Stefan Kretzschmar wollte "mit voller Leidenschaft" seine Arbeit bei den Füchsen Berlin bis zum Saisonende fortsetzen und den deutschen Meister zu weiteren Titel führen. Erfolgscoach Jaron Siewert fühlte sich "extrem wohl" und plante eine Zukunft in der Hauptstadt. Sowohl die Handball-Ikone als auch der Trainer bekommen diese Chance nicht.
Der Hauptstadt-Club um den machtbewussten Vereinsboss Bob Hanning hat die beiden Führungskräfte nach Informationen der Deutschen Presse-Agentur nach wochenlangen Spannungen freigestellt - und das ausgerechnet kurz vor dem Spitzenspiel gegen den SC Magdeburg an diesem Samstag (15:40/Dyn/ARD).
Dieser Trainer folgt auf Siewert
Als Nachfolger für Siewert holen die Berliner Nicolej Krickau. Der Däne trainierte zuletzt die SG Flensburg-Handewitt, wo er im Dezember des Vorjahres jedoch vorzeitig gehen musste. Füchse-Star Mathias Gidsel und der 38-Jährige kennen sich aus gemeinsamen Zeiten bei GOG Handbold.
Kretzschmar war seit 2020 Sportvorstand beim Hauptstadt-Club und hatte mit seinen Personalentscheidungen die Mannschaft maßgeblich zu einem Topteam weiterentwickelt. Der Ex-Nationalspieler hatte entscheidenden Anteil daran, dass Welthandballer Gidsel nach Berlin wechselte.
Gislason: Die Punkte zählen fast doppelt
Der Machtkampf in der Clubspitze überlagert die sportlichen Schlagzeilen und rückt den eigentlichen Reiz des Spitzenduells in den Hintergrund. Mit Spannung und vielen offenen Fragen blickt die Handball-Bundesliga daher in die Hauptstadt. Wie stark belasten die Turbulenzen die Vorbereitung auf das Gipfeltreffen?

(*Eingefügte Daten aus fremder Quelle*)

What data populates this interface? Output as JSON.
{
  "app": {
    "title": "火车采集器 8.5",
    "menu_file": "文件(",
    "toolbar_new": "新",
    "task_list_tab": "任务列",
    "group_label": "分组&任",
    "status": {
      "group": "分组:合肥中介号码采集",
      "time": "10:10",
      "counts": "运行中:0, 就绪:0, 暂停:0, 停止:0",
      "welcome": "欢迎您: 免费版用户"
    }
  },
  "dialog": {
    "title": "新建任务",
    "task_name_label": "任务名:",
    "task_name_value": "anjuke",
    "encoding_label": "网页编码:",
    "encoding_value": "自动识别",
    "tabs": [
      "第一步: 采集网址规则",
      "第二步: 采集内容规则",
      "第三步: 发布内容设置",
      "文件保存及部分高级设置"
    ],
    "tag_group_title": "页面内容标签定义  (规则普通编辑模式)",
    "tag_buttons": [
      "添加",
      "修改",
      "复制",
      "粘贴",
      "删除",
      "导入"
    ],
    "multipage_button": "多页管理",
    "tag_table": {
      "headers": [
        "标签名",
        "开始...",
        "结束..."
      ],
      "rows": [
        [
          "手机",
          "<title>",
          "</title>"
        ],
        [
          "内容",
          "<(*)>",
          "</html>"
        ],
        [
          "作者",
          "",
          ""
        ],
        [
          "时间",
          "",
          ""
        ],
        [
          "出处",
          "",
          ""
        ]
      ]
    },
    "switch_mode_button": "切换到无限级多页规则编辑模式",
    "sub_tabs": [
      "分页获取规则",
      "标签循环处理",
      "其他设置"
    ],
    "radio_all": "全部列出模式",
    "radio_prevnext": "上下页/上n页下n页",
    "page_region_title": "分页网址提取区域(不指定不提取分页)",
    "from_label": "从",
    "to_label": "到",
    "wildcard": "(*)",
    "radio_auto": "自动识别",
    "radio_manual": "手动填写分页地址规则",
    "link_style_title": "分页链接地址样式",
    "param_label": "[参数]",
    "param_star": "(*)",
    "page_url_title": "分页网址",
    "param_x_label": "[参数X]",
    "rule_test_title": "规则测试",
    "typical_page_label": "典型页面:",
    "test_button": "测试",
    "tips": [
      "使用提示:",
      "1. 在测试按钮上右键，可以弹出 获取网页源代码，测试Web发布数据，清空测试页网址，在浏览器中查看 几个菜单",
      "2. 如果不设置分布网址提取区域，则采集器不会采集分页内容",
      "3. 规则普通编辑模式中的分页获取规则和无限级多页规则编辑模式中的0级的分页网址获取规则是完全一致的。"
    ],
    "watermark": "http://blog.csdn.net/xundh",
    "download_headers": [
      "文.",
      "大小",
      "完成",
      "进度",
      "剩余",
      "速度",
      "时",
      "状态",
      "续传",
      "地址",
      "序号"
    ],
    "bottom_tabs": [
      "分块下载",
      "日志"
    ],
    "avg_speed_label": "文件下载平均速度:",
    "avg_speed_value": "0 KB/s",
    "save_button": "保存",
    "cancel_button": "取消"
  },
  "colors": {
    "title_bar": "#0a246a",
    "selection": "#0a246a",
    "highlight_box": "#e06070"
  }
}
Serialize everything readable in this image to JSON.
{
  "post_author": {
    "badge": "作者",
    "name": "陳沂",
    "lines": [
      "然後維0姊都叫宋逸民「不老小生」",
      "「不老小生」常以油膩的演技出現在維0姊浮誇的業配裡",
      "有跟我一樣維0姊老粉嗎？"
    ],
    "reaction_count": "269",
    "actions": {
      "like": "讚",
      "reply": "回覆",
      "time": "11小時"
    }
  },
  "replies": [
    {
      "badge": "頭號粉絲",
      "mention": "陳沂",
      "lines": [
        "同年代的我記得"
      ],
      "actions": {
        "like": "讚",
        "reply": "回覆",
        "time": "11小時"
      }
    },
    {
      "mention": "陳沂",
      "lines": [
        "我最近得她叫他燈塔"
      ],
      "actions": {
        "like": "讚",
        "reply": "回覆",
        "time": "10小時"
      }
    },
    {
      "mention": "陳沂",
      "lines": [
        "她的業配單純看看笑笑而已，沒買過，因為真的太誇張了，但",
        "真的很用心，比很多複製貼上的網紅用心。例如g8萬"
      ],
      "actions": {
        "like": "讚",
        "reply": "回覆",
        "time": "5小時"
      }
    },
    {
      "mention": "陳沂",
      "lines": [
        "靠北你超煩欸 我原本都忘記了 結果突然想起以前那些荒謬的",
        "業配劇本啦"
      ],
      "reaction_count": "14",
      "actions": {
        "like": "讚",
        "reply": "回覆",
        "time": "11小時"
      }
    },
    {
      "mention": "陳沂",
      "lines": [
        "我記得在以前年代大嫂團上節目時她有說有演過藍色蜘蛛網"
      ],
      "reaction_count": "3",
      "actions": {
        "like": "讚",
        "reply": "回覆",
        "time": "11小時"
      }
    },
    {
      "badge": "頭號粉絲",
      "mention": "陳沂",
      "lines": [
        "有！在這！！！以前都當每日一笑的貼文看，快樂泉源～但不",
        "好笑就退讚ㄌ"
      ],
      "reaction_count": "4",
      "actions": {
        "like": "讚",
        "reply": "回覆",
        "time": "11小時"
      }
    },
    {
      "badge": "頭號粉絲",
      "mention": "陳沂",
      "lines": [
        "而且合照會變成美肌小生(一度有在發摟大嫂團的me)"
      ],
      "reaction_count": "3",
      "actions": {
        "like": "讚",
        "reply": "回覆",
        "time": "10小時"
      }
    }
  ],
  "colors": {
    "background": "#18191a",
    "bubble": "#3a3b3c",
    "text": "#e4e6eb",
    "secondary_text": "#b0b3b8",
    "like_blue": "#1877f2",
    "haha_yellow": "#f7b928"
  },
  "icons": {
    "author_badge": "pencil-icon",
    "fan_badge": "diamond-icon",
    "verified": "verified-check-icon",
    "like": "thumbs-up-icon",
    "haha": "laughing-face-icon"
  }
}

Dabei könnte aus sportlicher Sicht nicht mehr geboten sein. Titelverteidiger gegen Vizemeister. Champions-League-Sieger gegen Finalist. Der Tabellenführer von der Spree gegen den Verfolger von der Elbe. "Das wird ein sehr enges und wichtiges Spiel - die Punkte zählen fast doppelt. Da treffen die beiden Teams mit den wahrscheinlich besten Karten im Kampf um die nächste Meisterschaft aufeinander", sagte Bundestrainer Alfred Gislason der dpa.
Füchse und Magdeburg haben die Liga gedreht
Was früher als packendes Derby zweier ehrgeiziger Handball-Nachbarn begann, hat sich zu einem emotionalen Gipfeltreffen mit nationaler Strahlkraft entwickelt. Es geht um Prestige, Rivalität – und einen ersten Fingerzeig im Titelkampf. "Wir sehen das als eine Möglichkeit, schon einen Schritt in dieser Meisterschaft zu machen und ein Statement zu setzen, dass die Meisterschaft letztes Jahr nicht nur Glück war", sagte Gidsel.
In der Vorsaison sorgten die deutschen Topteams mehrfach für Spektakel. Der Sieg der Füchse in der Bundesliga-Rückrunde ebnete den Berlinern den Weg zum historischen ersten Meistertitel in der Vereinsgeschichte. Magdeburg revanchierte sich eindrucksvoll im Finale der Königsklasse. "Wir sind schon ein bisschen stolz, dass wir die Liga gedreht haben. Früher war es immer nur Kiel oder Flensburg. Jetzt ist es Magdeburg oder Berlin", erklärte Gidsel.
Füchse-Kapitän: Handballspielen ist unsere Arbeit
Mehrere Topspieler, darunter Gidsel, der dänische Weltmeister Lasse Andersson oder Neuzugang Tobias Gröndahl, betonten immer wieder, dass Kretzschmars Persönlichkeit ein entscheidender Faktor für ihren Schritt nach Berlin war. Für die Füchse besteht nun die Aufgabe darin, das internationale Topniveau des Kaders auch ohne die Strahlkraft Kretzschmars zu halten.
Verliert die Mannschaft den Fokus oder entwickelt sie im Topduell mit Magdeburg eine Jetzt-erst-recht-Mentalität? Füchse-Kapitän Max Darj stellte klar: "Wir müssen Handball spielen, das ist unsere Arbeit."